With this information the team designed recommendations for:
●Where to locate each type of supply
●How to implement the proximity to care model
PROJECT SCOPE
This project includes only University of Michigan Hospital fifth floor units 5-A, 5-B, and 5-C. The team focused on two of the four areas of supply storage: the nurse servers outside patient rooms, and the clean room in each unit.
This project did not include any data collection or analysis of the intensive care unit 5-D. The team also did not consider any other storage facility other than the unit clean room and the nurse servers.
METHODS
To complete the project, the team conducted a literature search, completed nurse interviews, performed observations of nurse supply usage, analyzed order data data, conducted time studies and created a linear program.
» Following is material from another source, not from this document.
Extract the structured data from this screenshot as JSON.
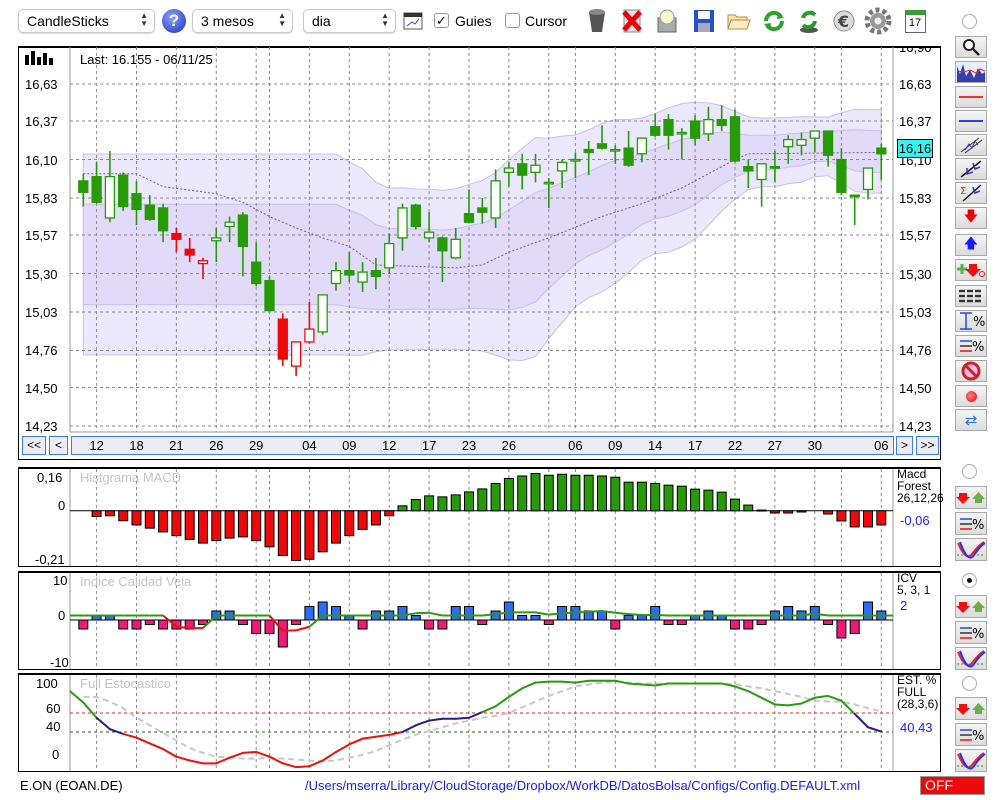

In order to accurately determine the best location for each supply, the team decided to add two factors to the Proximity to Care Model: usage frequency and order frequency. These two additional factors described below will provide a more holistic representation of how often each medical supply is used. For further information on the reasoning behind the analysis tools we used, reference Appendix 2 which provides the design documentation.
Literature Search
The team members conducted a literature search on two articles related to past work on medical supplies and managing inventory. The first article was called The management of the supply chain for hospital pharmacies: A focus on inventory management practices by F. J. Beier which discusses the logistics of determining where to locate pharmaceutical supplies in a hospital. The goal of reading the article was to understand common inventory practices in the hospital industry as well as learn of different factors that affect inventory levels to see how to improve the proximity to care model. The second article was called Optimal inventory policy within hospital space constraints by James Little and Brian Coughlan which discusses creating a mathematical model for inventory decision making. The goal of reading the article was to learn how to take a general model like the proximity to care model and transform it into a standard quantitative tool.